Elections locales Sur instruction d’Alger des têtes de listes déclassées au profit de malheureux candidats aux législatives – Le FFS entame la campagne sur fond de crise

La grogne interne est loin de s’estomper malgré l’offensive interne de l’équipe dirigeante actuelle qui, au nom de la restructuration, a procédé à une opération d’épuration en profondeur dans le collectif adhérant frondeur.

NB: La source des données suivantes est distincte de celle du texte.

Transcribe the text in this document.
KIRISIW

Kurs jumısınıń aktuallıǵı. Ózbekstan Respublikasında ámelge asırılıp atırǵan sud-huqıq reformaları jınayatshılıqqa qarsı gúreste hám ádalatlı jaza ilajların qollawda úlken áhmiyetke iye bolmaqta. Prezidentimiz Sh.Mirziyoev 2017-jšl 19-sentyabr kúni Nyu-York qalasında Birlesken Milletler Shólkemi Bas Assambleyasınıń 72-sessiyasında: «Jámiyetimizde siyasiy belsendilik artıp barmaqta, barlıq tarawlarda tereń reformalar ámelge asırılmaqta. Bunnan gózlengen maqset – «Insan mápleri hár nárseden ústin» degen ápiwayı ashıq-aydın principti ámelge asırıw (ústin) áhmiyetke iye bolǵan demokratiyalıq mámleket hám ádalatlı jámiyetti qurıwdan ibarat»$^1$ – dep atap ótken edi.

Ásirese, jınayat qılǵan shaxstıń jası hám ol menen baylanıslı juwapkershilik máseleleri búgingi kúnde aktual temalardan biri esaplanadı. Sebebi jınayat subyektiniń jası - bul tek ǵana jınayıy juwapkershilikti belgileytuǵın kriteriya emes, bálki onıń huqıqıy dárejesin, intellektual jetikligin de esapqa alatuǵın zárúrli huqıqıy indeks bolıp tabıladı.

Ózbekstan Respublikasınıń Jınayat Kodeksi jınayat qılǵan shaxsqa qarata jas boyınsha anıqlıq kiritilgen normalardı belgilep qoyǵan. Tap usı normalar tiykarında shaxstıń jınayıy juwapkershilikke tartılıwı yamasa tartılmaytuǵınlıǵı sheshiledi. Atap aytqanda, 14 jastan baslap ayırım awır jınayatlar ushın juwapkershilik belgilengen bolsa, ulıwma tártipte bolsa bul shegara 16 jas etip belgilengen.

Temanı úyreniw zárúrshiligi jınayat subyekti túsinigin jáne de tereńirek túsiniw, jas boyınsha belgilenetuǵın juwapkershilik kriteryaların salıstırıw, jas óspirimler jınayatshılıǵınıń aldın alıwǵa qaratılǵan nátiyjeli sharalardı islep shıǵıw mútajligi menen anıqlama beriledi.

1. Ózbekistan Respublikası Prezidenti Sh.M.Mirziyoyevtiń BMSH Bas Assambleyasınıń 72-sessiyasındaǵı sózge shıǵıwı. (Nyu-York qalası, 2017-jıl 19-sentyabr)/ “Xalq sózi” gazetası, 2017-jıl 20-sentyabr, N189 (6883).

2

En effet, le parti a subi une véritable purge de toute voix discordante au discours prôné par l’instance dirigeante actuelle, à laquelle les frondeurs, notamment d’anciens premiers secrétaires, prêtent une tentation à « renier » ce qui a été jusque-là les constantes du parti, pendant que Laskri parlait, lui, à la veille des législatives déjà de démarche « tactique ». Depuis, rien n’a changé. Du moins en mieux, puisque bien au contraire, les clivages se sont exacerbés entre les tenants de la décision et les frondeurs qui se mirent sur d’autres orbites, notamment Tabou, qui a carrément décidé de lancer son propre parti, ou encore Djamel Zenati, qui s’est allié avec Bouakouir et consorts dans une initiative dont les contours restent encore à cerner au vu du discours généraliste dont ils se sont contentés. Hamid Ferhat, une autre figure assez balaise du parti à Béjaïa, s’est aussi lancé en solo dans une initiative vite avortée, avec le rejet de sa liste APW dans cette wilaya. Cependant, tout ce beau monde de mécontents qui se sont retrouvés interdits de parler au nom du FFS, se rejoint pour laver Aït Ahmed de ce qui se passe à l’intérieur du parti. Pendant que certains évoquent l’incapacité du Zaïm, gagné par l’âge, à continuer à gérer le parti, d’autres parlent de legs de prérogatives de décisions aux conseillers qui l’entourent. Et la confusion risque de durer, en attendant la tenue du Congrès, renvoyé dans le temps, la conférence des cadres réclamée par les militants étant mise au placard. Pendant ce temps, le mécontentement gagne à nouveau des franges de militants encore à l’intérieur du parti. Une autre vague qui gronde, contestant, si ce n’est complètement, les listes établies en prévision des toutes proches élections locales, trouve à redire dans l’ordre établi souvent revu par la direction régionale ou nationale. C’est le cas par exemple, révèlent des indiscrétions internes, de cette instruction dictée d’Alger, afin de faire passer devant, les candidats malheureux des précédentes législatives. C’est ainsi que des potentielles têtes de listes, pour plus d’une APW, se sont retrouvées seconds sur les listes. Et partant, tous les candidats listés ont dû reculer chacun d’une position. Chose qui risque de compromettre leur élection… Le cas échéant, les malchanceux risquent, sans doute plus, d’agrandir les rangs des contestataires… D’ici là rien ne dit non plus que tout le monde s’apprête à mener campagne, main dans la main, comme si de rien n’était.